Il a beau être éblouissant de panoramas à couper le souffle avec ses reliefs montueux, sa forêt boréale qui se déroule sur des milliers de kilomètres carrés, cette question mille fois posée démontre comme il jouit d’une sale réputation, notre Parc. Il est changeant, capricieux, voire dangereux.
Mon attachement pour le Parc a commencé toute jeune, mais pas de belle façon puisque je le haïssais de tout mon cœur de mal de cœur. Affligée du mal des transports, j’étais malade quatre fois entre Laterrière et Stoneham. Mais, c’était le prix à payer pour aller aux glissades d’eau à Valcartier. Je me savais tirée d’affaires rendue en face du Francinette.
Traverser le Parc ouvrait la porte de l’aventure. Et c’est ce sentiment qui m’habite encore à ce jour.
Aussi tard que dans les années 80, ce n’était pas encore banal de se rendre à Québec. Ça l’était encore moins dans les années 50 où une section du journal était consacrée aux grands déplacements des gens de chez nous !
« Mme Aline Tremblay de Saint-Jérôme est allée passer la semaine du 7 au 15 mai à Québec. Elle a séjourné chez sa sœur Mme Charles-Henri Prévost. »

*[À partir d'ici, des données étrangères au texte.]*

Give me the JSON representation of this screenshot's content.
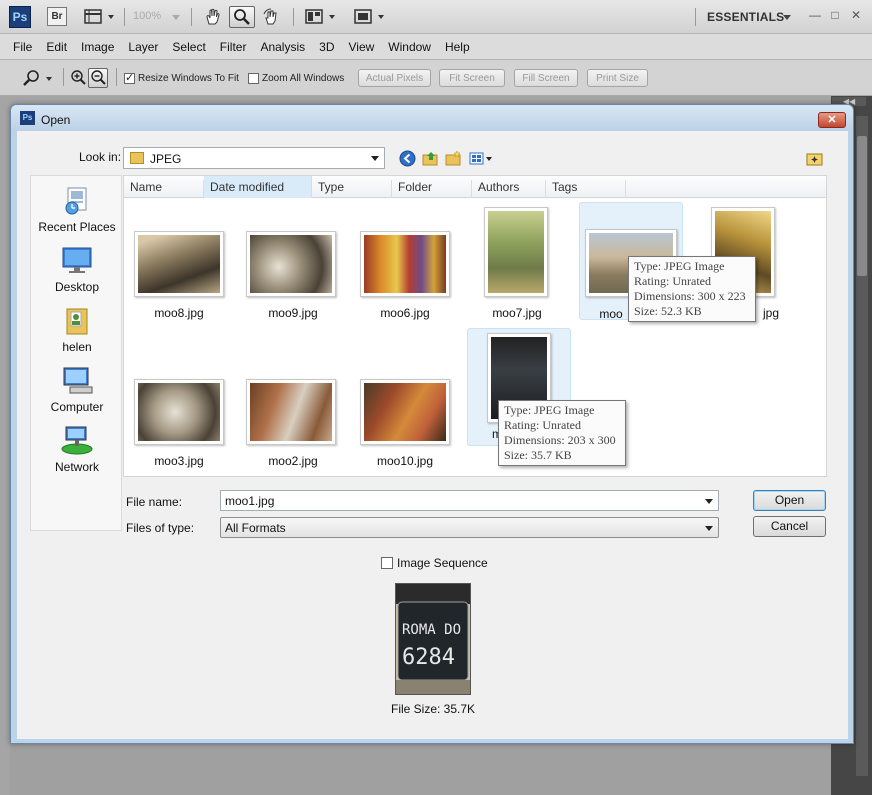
{
  "appbar": {
    "ps_logo": "Ps",
    "br_logo": "Br",
    "zoom_level": "100%",
    "workspace": "ESSENTIALS",
    "icons": [
      "launch-bridge-icon",
      "view-extras-icon",
      "zoom-level-icon",
      "hand-tool-icon",
      "zoom-tool-icon",
      "rotate-view-icon",
      "arrange-documents-icon",
      "screen-mode-icon"
    ]
  },
  "menubar": {
    "items": [
      "File",
      "Edit",
      "Image",
      "Layer",
      "Select",
      "Filter",
      "Analysis",
      "3D",
      "View",
      "Window",
      "Help"
    ]
  },
  "options": {
    "resize_windows": "Resize Windows To Fit",
    "zoom_all": "Zoom All Windows",
    "actual_pixels": "Actual Pixels",
    "fit_screen": "Fit Screen",
    "fill_screen": "Fill Screen",
    "print_size": "Print Size"
  },
  "dialog": {
    "title": "Open",
    "look_in_label": "Look in:",
    "look_in_value": "JPEG",
    "places": [
      {
        "label": "Recent Places"
      },
      {
        "label": "Desktop"
      },
      {
        "label": "helen"
      },
      {
        "label": "Computer"
      },
      {
        "label": "Network"
      }
    ],
    "columns": [
      "Name",
      "Date modified",
      "Type",
      "Folder",
      "Authors",
      "Tags"
    ],
    "files": [
      {
        "name": "moo8.jpg"
      },
      {
        "name": "moo9.jpg"
      },
      {
        "name": "moo6.jpg"
      },
      {
        "name": "moo7.jpg"
      },
      {
        "name": "moo"
      },
      {
        "name": "jpg"
      },
      {
        "name": "moo3.jpg"
      },
      {
        "name": "moo2.jpg"
      },
      {
        "name": "moo10.jpg"
      },
      {
        "name": "m"
      }
    ],
    "tooltip1": {
      "type": "Type: JPEG Image",
      "rating": "Rating: Unrated",
      "dimensions": "Dimensions: 300 x 223",
      "size": "Size: 52.3 KB"
    },
    "tooltip2": {
      "type": "Type: JPEG Image",
      "rating": "Rating: Unrated",
      "dimensions": "Dimensions: 203 x 300",
      "size": "Size: 35.7 KB"
    },
    "file_name_label": "File name:",
    "file_name_value": "moo1.jpg",
    "file_type_label": "Files of type:",
    "file_type_value": "All Formats",
    "open_button": "Open",
    "cancel_button": "Cancel",
    "image_sequence": "Image Sequence",
    "preview_text_top": "ROMA DO",
    "preview_text_bottom": "6284",
    "file_size": "File Size: 35.7K"
  }
}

Il convient de rappeler que si une visite dans la parenté hors région était digne de mention, c’était que la « vraie route » du Parc est arrivée seulement dans les années 30 pour s’adapter à la circulation automobile grandissante, et que ça pouvait prendre plus de 7 heures par beau temps pour faire Hébertville-Québec.
J’ai eu la chance de côtoyer le Parc de plus près, lors d’un été où, adolescente dans les années 90, j’ai travaillé au feu Super Frites de l’Étape, dans feu la vieille bâtisse qui brûlé en 2003. Je vous offre d’ailleurs ce jingle souvenir : Chez Super Frites vous pouvez acheter, un hot dog à 10 cennes. Désolée.
Il y avait également un bar à cette époque. Un bar. Parce que c’est si plaisant prendre un p’tit verre ou deux pour couper la route. Tsé.
La SQ y était postée en permanence, de même que des ambulanciers et d’une équipe de patrouilleurs dont le surnom suffisait à donner des cauchemars, les mâchoires de la vie, en l’honneur de l’outil utilisé pour découper la tôle des véhicules et en extirper les passagers accidentés. Ça illustre bien les risques de la route de l’époque.
Mes incessants voyages en autobus vers l’Étape pour me brûler les avant-bras dans les steamer de vapeurs m’ont permis d’apprendre par cœur les faits saillants kilométriques qui jalonnaient la première demie du grand Parc : pic de sel au 182. Fourche vers le Lac-St-Jean 166. Portes de l’Enfer 146. L’Étape 136. Ce savoir inutile m’aurait crissement bien fait paraître à Génie en herbes, si tant est qu’on m’eut posé la question.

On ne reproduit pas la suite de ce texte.